Did you notice it? The silence fell. The silence disappeared. The din of our lives drove him out of our lives.
When it happens that one perceives his presence in remote regions where he has taken refuge, amazement seizes the walker. “What silence! he exclaims. Finding him frightens the townspeople, suddenly left to fend for themselves. The disturbing silence. It opens onto the vertigo of being, the bottomless well of interiority.
Fortunately, everything is arranged to protect us from it. For a long time, for example, the train or the metro were reading rooms where it was possible to immerse yourself in a book or a newspaper, to daydream, to relax. Finished.

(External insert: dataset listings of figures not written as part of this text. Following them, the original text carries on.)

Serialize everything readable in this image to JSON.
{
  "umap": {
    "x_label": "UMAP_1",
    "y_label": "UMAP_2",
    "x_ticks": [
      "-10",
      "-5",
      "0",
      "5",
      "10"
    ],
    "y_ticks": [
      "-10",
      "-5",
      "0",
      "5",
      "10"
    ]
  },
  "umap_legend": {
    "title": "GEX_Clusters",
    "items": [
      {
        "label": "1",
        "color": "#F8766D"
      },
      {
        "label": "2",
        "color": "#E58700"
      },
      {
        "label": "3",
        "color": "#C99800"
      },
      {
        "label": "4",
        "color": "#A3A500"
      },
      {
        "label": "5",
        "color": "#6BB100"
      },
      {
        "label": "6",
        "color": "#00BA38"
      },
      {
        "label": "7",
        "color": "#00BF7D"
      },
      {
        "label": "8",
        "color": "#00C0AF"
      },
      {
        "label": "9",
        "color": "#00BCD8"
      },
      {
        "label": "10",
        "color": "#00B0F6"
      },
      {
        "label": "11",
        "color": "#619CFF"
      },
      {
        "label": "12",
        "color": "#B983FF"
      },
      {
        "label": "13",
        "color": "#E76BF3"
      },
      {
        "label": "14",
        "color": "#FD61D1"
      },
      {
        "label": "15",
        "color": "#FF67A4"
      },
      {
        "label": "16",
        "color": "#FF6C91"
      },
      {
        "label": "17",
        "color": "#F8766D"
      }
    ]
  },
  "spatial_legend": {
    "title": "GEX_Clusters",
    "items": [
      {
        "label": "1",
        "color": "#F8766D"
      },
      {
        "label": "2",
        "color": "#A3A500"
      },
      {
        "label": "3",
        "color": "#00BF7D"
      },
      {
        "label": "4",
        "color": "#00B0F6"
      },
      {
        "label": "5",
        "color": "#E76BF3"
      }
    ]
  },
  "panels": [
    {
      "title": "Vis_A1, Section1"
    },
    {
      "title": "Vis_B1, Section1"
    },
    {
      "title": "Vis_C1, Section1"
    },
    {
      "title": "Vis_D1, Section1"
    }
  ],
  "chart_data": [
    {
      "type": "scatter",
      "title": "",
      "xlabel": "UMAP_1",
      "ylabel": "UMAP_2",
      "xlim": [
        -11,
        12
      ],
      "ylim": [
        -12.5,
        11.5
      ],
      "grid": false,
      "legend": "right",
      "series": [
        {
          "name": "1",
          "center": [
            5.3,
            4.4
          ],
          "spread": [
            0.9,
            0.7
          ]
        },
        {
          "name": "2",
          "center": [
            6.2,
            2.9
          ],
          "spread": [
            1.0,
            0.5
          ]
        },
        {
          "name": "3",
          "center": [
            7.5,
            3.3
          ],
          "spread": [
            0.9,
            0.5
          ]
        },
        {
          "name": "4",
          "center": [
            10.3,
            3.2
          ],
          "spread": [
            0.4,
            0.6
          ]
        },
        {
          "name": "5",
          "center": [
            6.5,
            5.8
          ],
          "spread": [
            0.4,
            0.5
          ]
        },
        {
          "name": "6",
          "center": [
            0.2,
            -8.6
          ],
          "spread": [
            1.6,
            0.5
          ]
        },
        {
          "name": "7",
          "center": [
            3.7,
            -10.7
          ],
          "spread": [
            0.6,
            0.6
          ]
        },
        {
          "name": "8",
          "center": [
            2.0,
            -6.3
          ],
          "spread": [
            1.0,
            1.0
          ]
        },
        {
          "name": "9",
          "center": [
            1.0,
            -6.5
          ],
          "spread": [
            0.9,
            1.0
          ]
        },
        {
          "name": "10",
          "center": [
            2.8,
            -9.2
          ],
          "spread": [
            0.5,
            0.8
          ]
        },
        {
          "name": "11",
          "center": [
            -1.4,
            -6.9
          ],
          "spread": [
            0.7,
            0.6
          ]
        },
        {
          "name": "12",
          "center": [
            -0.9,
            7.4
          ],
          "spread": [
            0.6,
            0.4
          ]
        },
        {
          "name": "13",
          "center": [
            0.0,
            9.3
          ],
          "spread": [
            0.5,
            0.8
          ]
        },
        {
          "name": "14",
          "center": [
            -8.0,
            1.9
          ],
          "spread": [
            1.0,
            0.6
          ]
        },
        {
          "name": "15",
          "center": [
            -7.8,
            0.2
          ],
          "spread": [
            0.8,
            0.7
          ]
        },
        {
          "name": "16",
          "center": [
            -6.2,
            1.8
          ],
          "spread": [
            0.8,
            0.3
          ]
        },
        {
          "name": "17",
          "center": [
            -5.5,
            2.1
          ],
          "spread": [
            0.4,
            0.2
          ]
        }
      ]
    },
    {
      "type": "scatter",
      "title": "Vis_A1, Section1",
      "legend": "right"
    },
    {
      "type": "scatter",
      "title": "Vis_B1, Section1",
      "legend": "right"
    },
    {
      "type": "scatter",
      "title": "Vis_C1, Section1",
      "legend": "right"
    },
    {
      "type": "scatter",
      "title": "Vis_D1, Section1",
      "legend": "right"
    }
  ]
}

The metro has become a cluttered phone booth where loud conversations take up space. Without worrying about the neighbor, everyone flourishes in their bubble and maintains the ambient cacophony. The others do not exist. Woe to the unfortunate who rises up! The look he receives as an answer to his legitimate request is “final”: I do what I want!
Add noise to noise. On the platforms as in the trains, the announcements multiply, repetitive, boring. The RATP had the brilliant idea of injecting “adapted” music and voices with exotic accents to mark each stop of the Parisian tram. Stupid and annoying. We should prosecute her for mental torture.
Taking the train now means being bombarded with jingles and untimely messages, always the same, ad nauseam. Everyone puts their grain of salt: “crew”, “captain”, “controller”, “barista”. We even have the right to their first names. Wacky people see fit to brighten up this imposed exercise with humorous sallies of their own. With varying fortunes…
A great group of friends therefore watches over us, but the “cleaning host” (someone in an office coined this grotesque word to highlight a thankless task, hats off!), he is not entitled to the microphone. The driver is getting involved now. We thought he was concentrating on his formidable responsibility, speeding along the rails at 320 km/h. He also gratifies us with his first name, charming attention (we were just wondering). The “Hello! » signalmen and station masters, when is it? We look forward.
Latest innovation to date: as you approach each station, the torture of a recorded voice, in a falsely tart tone, in a loop: “We are coming. Have you thought about taking all your things? Don’t forget anything! ” Enough ! Let us go!
Quiet, are you there? Answer! We can’t hear you anymore.